The Office of Government Ethics has finalized rules, proposed in June, that describe the executive branch ethics program, lay out the responsibilities of various parties, and reinforce ethics messaging.
The regs restate the general principles such as preventing conflicts of interest, as the detailed operations of the ethics program. They spell out agency responsibilities–including furnishing of information to the OGE, and processes related to financial disclosure reports—while describing OGE responsibilities including issuing advisory opinions and other written guidance.
The rules loosen certain policies on training to allow greater flexibility for agency ethics to tailor the content of the training to meet the needs of their employees.
For example, for employees who are required to receive annual training, prior rules require the agency’s training to cover each of the principles of ethical conduct, each of the standards of ethical conduct, and each of the conflict of interest statutes, in addition to any agency supplemental standards of conduct.

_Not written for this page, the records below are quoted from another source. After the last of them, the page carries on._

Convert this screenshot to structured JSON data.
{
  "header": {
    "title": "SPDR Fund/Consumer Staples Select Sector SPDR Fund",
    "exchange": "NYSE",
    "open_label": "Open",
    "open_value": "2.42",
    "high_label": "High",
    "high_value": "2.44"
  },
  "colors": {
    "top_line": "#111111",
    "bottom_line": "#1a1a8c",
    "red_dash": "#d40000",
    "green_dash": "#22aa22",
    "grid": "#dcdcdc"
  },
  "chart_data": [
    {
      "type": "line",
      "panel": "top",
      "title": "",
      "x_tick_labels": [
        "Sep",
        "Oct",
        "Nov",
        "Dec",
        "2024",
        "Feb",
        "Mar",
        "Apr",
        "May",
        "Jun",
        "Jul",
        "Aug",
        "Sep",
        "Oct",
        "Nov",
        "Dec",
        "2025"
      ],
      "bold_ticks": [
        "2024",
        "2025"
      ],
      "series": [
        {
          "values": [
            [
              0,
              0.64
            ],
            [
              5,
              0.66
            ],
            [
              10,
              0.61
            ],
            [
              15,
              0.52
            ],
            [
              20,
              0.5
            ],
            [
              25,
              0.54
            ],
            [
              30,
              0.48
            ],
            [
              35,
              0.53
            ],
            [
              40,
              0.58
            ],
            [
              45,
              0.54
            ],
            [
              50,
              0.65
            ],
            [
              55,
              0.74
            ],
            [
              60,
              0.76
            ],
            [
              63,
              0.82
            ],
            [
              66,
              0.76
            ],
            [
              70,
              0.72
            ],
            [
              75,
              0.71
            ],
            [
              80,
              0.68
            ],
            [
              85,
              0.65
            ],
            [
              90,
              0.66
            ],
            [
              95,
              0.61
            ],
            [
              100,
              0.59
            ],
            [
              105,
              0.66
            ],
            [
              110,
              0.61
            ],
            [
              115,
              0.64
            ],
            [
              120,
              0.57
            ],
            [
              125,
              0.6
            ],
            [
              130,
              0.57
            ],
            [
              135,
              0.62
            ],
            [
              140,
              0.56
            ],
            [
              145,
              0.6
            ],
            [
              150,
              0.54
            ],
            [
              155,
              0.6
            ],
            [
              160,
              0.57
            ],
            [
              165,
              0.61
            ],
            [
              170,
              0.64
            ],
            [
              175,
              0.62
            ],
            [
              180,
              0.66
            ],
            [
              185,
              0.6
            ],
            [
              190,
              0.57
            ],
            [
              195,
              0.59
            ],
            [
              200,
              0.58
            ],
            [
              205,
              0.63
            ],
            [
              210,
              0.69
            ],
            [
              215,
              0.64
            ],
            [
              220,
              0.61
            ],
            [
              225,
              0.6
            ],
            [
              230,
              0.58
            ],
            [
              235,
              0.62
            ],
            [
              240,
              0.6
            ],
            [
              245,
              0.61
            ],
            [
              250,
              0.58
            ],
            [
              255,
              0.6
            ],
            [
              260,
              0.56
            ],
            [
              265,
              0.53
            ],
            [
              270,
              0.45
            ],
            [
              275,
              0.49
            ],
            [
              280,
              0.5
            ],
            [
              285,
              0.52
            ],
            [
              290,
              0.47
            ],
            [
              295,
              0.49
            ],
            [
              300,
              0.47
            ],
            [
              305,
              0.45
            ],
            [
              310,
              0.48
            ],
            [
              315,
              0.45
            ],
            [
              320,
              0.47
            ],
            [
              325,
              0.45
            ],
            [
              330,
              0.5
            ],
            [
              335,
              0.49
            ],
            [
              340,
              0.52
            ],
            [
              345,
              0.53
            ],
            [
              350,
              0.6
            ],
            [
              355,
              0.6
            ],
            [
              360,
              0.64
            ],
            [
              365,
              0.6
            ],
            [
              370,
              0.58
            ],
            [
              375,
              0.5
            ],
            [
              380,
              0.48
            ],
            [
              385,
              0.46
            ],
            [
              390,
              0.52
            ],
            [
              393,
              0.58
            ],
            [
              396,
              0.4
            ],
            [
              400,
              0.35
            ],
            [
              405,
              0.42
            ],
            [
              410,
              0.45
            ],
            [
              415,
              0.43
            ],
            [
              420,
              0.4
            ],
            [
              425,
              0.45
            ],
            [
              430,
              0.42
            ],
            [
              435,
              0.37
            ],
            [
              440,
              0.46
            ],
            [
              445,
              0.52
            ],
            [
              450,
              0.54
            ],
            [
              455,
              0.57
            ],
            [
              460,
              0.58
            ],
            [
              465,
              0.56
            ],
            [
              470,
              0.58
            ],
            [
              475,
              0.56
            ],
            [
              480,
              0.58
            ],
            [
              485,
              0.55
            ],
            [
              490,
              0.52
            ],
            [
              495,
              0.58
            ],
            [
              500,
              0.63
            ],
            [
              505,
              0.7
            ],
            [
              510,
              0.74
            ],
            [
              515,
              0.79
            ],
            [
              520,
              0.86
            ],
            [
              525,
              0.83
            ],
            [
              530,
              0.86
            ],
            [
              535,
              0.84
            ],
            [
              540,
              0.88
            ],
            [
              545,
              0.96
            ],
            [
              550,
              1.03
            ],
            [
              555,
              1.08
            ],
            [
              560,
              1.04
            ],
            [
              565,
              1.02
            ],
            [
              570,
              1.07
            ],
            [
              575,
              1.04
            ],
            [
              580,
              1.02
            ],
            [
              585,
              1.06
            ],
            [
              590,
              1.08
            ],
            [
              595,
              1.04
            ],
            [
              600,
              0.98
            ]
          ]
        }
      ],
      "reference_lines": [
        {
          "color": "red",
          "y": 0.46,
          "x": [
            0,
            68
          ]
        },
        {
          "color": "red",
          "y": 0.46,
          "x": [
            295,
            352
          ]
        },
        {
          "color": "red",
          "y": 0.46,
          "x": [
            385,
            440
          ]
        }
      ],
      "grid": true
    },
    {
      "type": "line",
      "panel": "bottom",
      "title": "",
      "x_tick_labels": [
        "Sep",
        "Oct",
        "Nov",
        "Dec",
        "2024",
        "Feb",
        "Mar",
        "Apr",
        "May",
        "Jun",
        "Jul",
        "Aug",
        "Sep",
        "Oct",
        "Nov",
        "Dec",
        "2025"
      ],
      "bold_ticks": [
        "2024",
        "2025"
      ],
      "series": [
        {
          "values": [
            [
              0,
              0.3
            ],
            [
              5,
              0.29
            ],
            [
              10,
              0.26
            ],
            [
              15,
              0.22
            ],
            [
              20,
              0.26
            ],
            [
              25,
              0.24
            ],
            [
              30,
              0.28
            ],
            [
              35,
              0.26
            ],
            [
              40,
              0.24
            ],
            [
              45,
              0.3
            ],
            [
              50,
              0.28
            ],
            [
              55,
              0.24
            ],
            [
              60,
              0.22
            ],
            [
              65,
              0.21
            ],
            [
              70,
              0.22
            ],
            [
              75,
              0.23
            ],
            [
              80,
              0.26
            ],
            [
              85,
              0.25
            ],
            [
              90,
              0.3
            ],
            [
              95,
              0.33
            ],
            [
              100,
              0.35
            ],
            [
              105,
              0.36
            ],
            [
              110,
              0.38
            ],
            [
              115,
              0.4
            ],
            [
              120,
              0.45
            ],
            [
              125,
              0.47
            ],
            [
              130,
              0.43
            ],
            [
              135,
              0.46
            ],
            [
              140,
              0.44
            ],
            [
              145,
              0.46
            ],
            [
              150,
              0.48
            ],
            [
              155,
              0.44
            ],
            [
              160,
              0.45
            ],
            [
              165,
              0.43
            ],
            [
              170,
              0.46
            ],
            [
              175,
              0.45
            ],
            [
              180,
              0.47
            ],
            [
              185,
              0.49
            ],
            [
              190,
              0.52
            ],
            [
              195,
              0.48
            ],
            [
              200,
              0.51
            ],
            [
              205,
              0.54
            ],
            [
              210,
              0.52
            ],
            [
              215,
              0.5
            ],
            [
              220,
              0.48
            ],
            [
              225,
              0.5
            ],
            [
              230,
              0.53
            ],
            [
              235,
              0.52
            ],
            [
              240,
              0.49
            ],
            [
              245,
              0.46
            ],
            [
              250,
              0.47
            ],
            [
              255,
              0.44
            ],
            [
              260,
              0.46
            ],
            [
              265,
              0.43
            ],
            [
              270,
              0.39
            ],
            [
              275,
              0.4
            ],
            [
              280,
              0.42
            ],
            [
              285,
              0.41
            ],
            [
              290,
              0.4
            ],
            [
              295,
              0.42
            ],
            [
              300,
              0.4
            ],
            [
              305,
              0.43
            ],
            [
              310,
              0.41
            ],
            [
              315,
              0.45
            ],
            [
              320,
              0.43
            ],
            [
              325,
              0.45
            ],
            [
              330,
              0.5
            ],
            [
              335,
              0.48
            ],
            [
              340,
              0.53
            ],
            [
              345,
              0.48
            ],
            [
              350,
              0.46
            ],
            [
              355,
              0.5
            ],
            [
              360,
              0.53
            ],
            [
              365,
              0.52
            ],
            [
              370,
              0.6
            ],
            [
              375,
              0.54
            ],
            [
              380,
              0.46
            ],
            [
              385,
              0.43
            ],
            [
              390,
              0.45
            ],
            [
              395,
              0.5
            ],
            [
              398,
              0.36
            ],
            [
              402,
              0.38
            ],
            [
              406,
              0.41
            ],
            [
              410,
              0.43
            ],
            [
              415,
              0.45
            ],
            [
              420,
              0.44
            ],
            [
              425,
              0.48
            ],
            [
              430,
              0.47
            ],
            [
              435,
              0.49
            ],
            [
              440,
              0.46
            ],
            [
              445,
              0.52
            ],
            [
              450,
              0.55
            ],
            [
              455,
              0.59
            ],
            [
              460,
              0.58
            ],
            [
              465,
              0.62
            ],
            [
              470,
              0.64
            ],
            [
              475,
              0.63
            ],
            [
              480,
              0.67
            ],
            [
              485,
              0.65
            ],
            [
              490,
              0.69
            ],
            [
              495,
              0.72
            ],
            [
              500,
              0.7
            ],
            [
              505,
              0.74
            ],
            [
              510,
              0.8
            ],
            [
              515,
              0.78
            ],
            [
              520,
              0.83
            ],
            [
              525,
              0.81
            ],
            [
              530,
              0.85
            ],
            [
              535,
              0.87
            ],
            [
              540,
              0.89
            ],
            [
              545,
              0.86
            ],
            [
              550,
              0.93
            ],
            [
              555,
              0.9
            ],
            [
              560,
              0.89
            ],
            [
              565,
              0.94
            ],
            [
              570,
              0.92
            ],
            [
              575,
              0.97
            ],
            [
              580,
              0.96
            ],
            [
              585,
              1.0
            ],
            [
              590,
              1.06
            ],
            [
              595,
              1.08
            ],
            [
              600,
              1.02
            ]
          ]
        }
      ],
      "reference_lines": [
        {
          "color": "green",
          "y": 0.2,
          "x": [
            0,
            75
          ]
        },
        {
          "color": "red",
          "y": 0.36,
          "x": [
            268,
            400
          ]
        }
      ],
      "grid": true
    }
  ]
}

The new rule instead provides the agency ethics office with discretion to determine how much of the training to devote to each of those areas.
The rules also end a requirement for agencies to write certain detailed plans regarding training that OGE decided were not worth the administrative burden. They meanwhile add requirements to inform newly appointed supervisors of their role in the agency ethics program, and to inform prospective employees, in their written employment offers, of the ethical obligations associated with the position being offered.